Le sondage met également en avant le fait que l'Union européenne, pour 68% des sondés, et l'Etat pour 65%, ont également leur part de responsabilité dans ce scandale.

LE MOT

"Envie". L'ancien Premier ministre UMP Alain Juppé s'amuse de l'"emballement médiatique" qu'il a provoqué avec ses propos sur "l'envie" de Nicolas Sarkozy d'être de nouveau candidat en 2017.

"Je n'arrête pas d'en rire", a-t-il dit à des journalistes en leur expliquant : "Un de vos confrères me dit +Est-ce que vous voyez Nicolas Sarkozy?+. Je dis oui, on se téléphone souvent. +Est-ce que vous pensez qu'il a envie?+. Je dis oui, je pense qu'il a envie".

"J'ai dit +oui je pense qu'il y pense+, rien de plus" et "c'est devenu : "Alain Juppé a annoncé la candidature de Nicolas Sarkozy à la présidence de la République.
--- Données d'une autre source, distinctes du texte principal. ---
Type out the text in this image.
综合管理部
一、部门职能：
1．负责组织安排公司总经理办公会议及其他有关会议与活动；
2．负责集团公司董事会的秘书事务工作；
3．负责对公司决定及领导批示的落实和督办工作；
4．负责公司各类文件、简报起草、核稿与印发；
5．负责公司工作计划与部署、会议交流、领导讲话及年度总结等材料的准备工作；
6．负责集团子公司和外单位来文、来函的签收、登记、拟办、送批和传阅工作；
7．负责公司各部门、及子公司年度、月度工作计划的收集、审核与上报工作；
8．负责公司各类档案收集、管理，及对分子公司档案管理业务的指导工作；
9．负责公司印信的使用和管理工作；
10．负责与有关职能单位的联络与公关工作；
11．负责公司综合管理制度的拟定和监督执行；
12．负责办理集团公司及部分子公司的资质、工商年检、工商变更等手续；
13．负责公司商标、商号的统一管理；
C'est ridicule !".

LE PARFAIT TIMING

Alors que la crise de confiance des consommateurs à l'égard des produits alimentaires industriels n'a jamais été aussi vive, la Commission européenne vient d'autoriser à nouveau les pisciculteurs à nourrir les poissons d'élevage avec des farines de porc et de volailles.

La mesure, selon la Commission, est conforme aux avis scientifiques les plus récents.

Ce mode d'alimentation était prohibé dans l'UE depuis la crise de la "vache folle".

L'utilisation des farines animales pour les ruminants reste toutefois interdite en raison des risques de contamination par l'encéphalopathie spongiforme bovine, le nom savant de la "maladie de la vache folle".